Medan-Belawan, bhayangkaranews24 Laporan pengaduan Dewan Pimpinan Cabang (DPC) Himpunan Nelayan Seluruh Indonesia (HNSI) Kota Medan beserta nelayan kecil terhadap pelanggaran zona tangkap yang dilakukan oknum pukat teri , akan diproses. Hal itu disampaikan penyidik Pengawasan Sumber Daya Kelautan dan Perikanan (PSDKP), Josia Sembiring.

” laporan ini akan segera kita tindak lanjuti dan akan kita panggil pihak Perusahaan yang terkait”. ujar Josia Sembering, Rabu (29/5/2024)
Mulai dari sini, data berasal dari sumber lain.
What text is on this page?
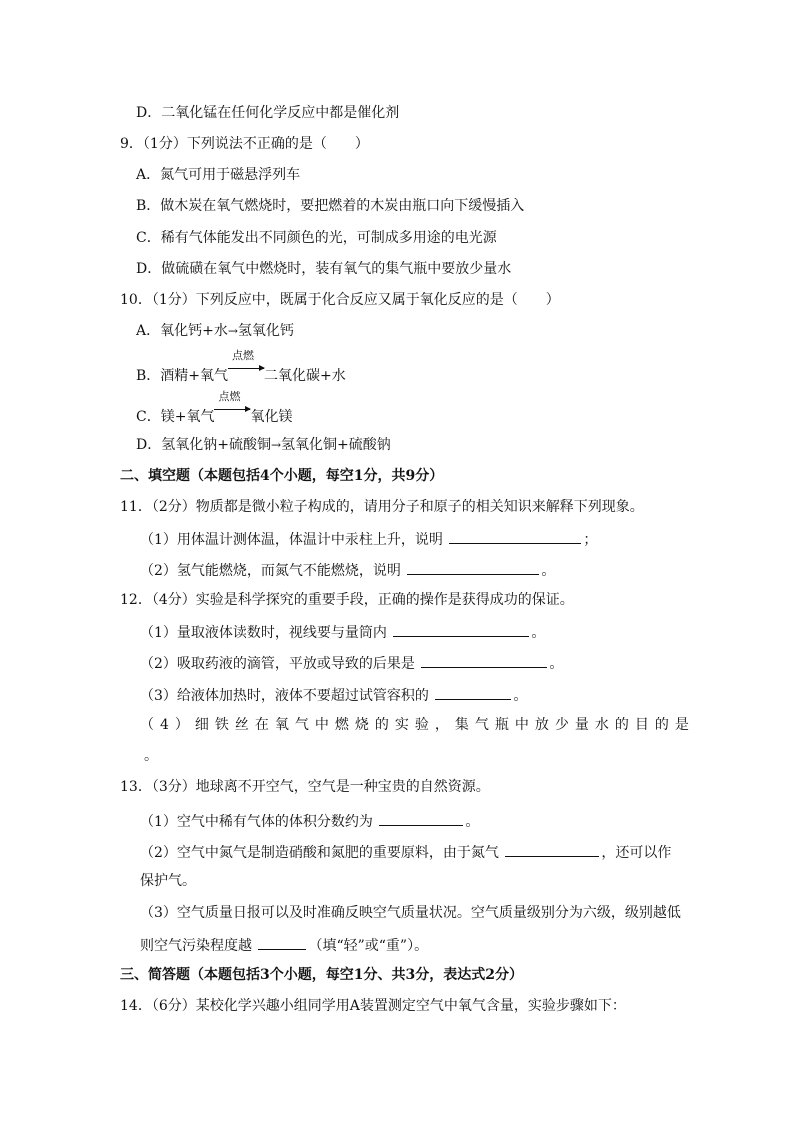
D．二氧化锰在任何化学反应中都是催化剂
9．（1分）下列说法不正确的是（　　）
A．氮气可用于磁悬浮列车
B．做木炭在氧气燃烧时，要把燃着的木炭由瓶口向下缓慢插入
C．稀有气体能发出不同颜色的光，可制成多用途的电光源
D．做硫磺在氧气中燃烧时，装有氧气的集气瓶中要放少量水
10．（1分）下列反应中，既属于化合反应又属于氧化反应的是（　　）
A．氧化钙+水→氢氧化钙
B．酒精+氧气
点燃
二氧化碳+水
C．镁+氧气
点燃
氧化镁
D．氢氧化钠+硫酸铜→氢氧化铜+硫酸钠
二、填空题（本题包括4个小题，每空1分，共9分）
11．（2分）物质都是微小粒子构成的，请用分子和原子的相关知识来解释下列现象。
（1）用体温计测体温，体温计中汞柱上升，说明	；
（2）氢气能燃烧，而氮气不能燃烧，说明	。
12．（4分）实验是科学探究的重要手段，正确的操作是获得成功的保证。
（1）量取液体读数时，视线要与量筒内	。
（2）吸取药液的滴管，平放或导致的后果是	。
（3）给液体加热时，液体不要超过试管容积的	。
（4）细铁丝在氧气中燃烧的实验，集气瓶中放少量水的目的是
。
13．（3分）地球离不开空气，空气是一种宝贵的自然资源。
（1）空气中稀有气体的体积分数约为	。
（2）空气中氮气是制造硝酸和氮肥的重要原料，由于氮气	，还可以作
保护气。
（3）空气质量日报可以及时准确反映空气质量状况。空气质量级别分为六级，级别越低
则空气污染程度越	（填“轻”或“重”）。
三、简答题（本题包括3个小题，每空1分、共3分，表达式2分）
14．（6分）某校化学兴趣小组同学用A装置测定空气中氧气含量，实验步骤如下：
Sebelumnya, Laporan Pengaduan tersebut bermula saat nelayan kecil melakukan pengusiran secara spontan terhadap kapal pukat teri beroperasi di jalur timur wilayah zona 1 yaitu 1 – 2 Mil dari bibir pantai pada 24 mei 2024 lalu.

Berdasarkan permen 36 Tahun 2023, mengatur bahwa kapal diatas 30 GT dapat melakukan penangkapan ikan di wilayah zona 3 atau disebut 12 mil ke atas, termasuk kapal pukat teri.
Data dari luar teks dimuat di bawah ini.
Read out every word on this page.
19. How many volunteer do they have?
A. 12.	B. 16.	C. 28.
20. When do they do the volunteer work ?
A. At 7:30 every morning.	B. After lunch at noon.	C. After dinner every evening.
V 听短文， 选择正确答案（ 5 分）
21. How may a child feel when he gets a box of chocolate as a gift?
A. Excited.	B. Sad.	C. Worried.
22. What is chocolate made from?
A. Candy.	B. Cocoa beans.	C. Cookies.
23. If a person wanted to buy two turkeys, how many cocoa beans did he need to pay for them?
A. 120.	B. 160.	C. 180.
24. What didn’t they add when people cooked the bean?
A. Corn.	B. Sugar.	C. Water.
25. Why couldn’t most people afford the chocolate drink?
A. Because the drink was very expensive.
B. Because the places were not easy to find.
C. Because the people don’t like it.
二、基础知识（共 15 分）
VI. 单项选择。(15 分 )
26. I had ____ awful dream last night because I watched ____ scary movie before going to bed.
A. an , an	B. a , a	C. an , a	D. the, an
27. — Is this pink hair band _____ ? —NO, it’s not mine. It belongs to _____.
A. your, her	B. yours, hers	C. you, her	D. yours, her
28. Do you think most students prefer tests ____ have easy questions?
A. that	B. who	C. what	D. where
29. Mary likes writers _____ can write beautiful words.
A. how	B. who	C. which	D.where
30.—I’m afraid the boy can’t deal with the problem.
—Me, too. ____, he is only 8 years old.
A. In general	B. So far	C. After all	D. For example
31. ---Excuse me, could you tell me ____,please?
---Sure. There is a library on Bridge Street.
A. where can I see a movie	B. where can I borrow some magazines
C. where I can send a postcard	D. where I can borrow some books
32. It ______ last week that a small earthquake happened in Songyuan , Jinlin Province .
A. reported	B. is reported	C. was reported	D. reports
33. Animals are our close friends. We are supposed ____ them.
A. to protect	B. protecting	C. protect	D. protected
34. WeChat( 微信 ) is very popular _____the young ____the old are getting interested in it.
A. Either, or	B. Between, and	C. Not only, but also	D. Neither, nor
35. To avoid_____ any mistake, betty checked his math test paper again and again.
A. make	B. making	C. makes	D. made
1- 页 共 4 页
Akibat dari peristiwa tersebut, Dewan Pimpinan Cabang (DPC) Himpunan Nelayan Seluruh Indonesia (HNSI) Kota Medan, dan Tim advokasi bantuan Hukum 571 bersama para nelayan kecil berharap agar kejadian serupa tidak terulang lagi dan nelayan kecil dapat disejahterakan.

Keterangan para Nelayan Kecil Kapal pukat teri tersebut bernama Indah Sakti,

“Iya bang kami melihat kapal pukat teri itu bernama Indah Sakti”, Ucap Nelayan Jaring gembung disebut Wak Rais.

Harapan Ketua DPC HNSI kota Medan melalui Tim Advokasi Andreas Marojahan Sinaga, S.H, Leo Hafis Yusuf, S.H, Bagus Satrio, S.H, berharap kedepan adanya laporan ini tidak ada lagi kapal-kapal besar yang melanggar batas di zona Nelayan kecil, dan Nelayan kecil menjadi sejatera.

“Kami HNSI kota Medan dan Nelayan kecil, adanya laporan ini di PSDKP Gabion Belawan menjadi efek jera kepada Kapal-kapal Nelyan besar, tidak adalagi yang melanggar batas zona tangkap dan Nelayan kecil menjadi sejatera”, Ucap tegas Andreas Marojahan Sinaga, S.H.